In today’s Bulldog wrapup of life science and biotech news:

  • Valenat, which operates Sprout Pharmaceuticals and Salix in Raleigh, has a new CEO
  • Novozymes and Monsanto move toward first crop product in 2017
  • Monsanto plans 1,000 job cuts.

The details:

  • Valeant names Howard Schiller as interim CEO

Valeant Pharmaceuticals has named former finance chief Howard Schiller as interim CEO while the troubled drug company’s chairman and chief executive remains hospitalized with severe pneumonia.

Valeant said Tuesday that J. Michael Pearson is still on medical leave, and it did not know when he would return. Schiller will become interim CEO immediately and Robert Ingram, the company’s lead independent director, will serve as interim board chairman.

Valeant, based in Laval, Quebec, announced Pearson’s hospitalization late last month. It then said last week that three executives, a group that did not include Schiller or Ingram, would take over leadership in his absence. The company had named Schiller and Ingram to a board-created committee charged with overseeing and supporting the CEO position.

Schiller served as the company’s chief financial officer from the end of 2011 through June 2015 and is currently a member of the company’s board.

Before Valeant, Schiller spent 24 years at the investment banking firm Goldman Sachs.
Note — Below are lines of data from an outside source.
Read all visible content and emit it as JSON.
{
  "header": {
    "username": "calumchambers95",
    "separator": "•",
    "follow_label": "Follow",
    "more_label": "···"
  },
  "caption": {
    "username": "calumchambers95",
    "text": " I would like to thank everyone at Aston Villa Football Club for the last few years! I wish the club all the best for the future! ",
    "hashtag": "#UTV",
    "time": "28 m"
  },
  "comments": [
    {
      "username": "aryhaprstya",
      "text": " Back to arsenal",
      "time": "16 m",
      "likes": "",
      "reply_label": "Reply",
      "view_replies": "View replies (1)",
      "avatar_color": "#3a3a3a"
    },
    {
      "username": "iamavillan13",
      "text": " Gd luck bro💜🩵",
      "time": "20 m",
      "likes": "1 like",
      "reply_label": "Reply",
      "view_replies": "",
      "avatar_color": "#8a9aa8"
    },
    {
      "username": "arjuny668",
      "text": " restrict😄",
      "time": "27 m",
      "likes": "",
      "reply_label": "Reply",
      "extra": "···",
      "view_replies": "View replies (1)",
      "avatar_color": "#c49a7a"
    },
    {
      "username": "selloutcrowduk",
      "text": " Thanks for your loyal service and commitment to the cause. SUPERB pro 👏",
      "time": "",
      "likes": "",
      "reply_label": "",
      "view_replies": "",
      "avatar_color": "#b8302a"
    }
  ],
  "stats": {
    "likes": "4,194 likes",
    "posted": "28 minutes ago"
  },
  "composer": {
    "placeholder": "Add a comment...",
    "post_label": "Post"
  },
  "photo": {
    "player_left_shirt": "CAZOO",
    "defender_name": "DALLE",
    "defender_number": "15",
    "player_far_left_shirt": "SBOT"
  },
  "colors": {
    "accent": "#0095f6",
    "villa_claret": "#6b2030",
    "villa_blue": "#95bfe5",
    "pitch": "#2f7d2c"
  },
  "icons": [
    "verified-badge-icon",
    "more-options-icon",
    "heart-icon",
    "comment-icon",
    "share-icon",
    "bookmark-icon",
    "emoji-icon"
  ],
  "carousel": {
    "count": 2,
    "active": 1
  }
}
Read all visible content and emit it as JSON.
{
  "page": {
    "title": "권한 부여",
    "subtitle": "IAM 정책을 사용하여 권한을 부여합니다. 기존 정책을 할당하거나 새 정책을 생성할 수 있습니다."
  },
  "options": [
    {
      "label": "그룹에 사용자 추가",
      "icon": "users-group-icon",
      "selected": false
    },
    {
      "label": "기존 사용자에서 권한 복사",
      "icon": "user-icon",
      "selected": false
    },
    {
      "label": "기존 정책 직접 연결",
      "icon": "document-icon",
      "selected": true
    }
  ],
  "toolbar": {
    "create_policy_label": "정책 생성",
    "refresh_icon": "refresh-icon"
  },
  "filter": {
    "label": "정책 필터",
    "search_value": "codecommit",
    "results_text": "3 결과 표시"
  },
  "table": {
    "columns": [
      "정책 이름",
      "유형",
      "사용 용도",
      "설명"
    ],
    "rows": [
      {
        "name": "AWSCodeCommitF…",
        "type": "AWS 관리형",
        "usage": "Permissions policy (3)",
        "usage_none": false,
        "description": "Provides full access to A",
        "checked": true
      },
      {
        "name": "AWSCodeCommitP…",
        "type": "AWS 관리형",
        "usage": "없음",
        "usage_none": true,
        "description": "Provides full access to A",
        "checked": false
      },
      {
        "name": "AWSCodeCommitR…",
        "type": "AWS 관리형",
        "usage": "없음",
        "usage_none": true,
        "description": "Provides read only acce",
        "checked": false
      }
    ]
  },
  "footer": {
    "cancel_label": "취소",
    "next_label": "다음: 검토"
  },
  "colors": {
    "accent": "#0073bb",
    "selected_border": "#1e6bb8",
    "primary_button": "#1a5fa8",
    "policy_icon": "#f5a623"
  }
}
He served as a chief operating officer and was responsible for health care and consumer products, among other businesses in the company’s investment banking division.

  • Novozymes-Monsanto corn inoculant

The BioAg Alliance between Novozymes and Monsanto is planning to begin selling a corn inoculant in 2017, according to Reuters.

In tests, the product has boosted crop yield by 4 bushels an acre.

Reuters note the alliance “is currently running the world’s largest microbial research program to develop the next generation of these products.”

Novozymes operates its North American headquarters in Franklinton, N.C.

Read more at:

http://www.reuters.com/article/idUSFWN14P04420160106?type=companyNews

  • Monsanto eliminates 1,000 more jobs to cut costs

Monsanto said Wednesday it will eliminate another 1,000 jobs as it expands a cost-cutting plan designed to deal with falling sales of biotech-corn seeds and other financial headwinds.

The additional layoffs will bring the agriculture giant’s total planned cuts to 3,600 jobs over the next two years, or about 16 percent of its global workforce. In October the company first announced the restructuring plan, intended to streamline its sales, R&D and other operations.

The St. Louis-based company says the restructuring will cost between $1.1 billion and $1.2 billion to implement, up from previous estimates of $850 million to $900 million. By the end of fiscal 2018, the company expects the changes to generate annual savings of $500 million.

Its shares slipped in midday trading Wednesday.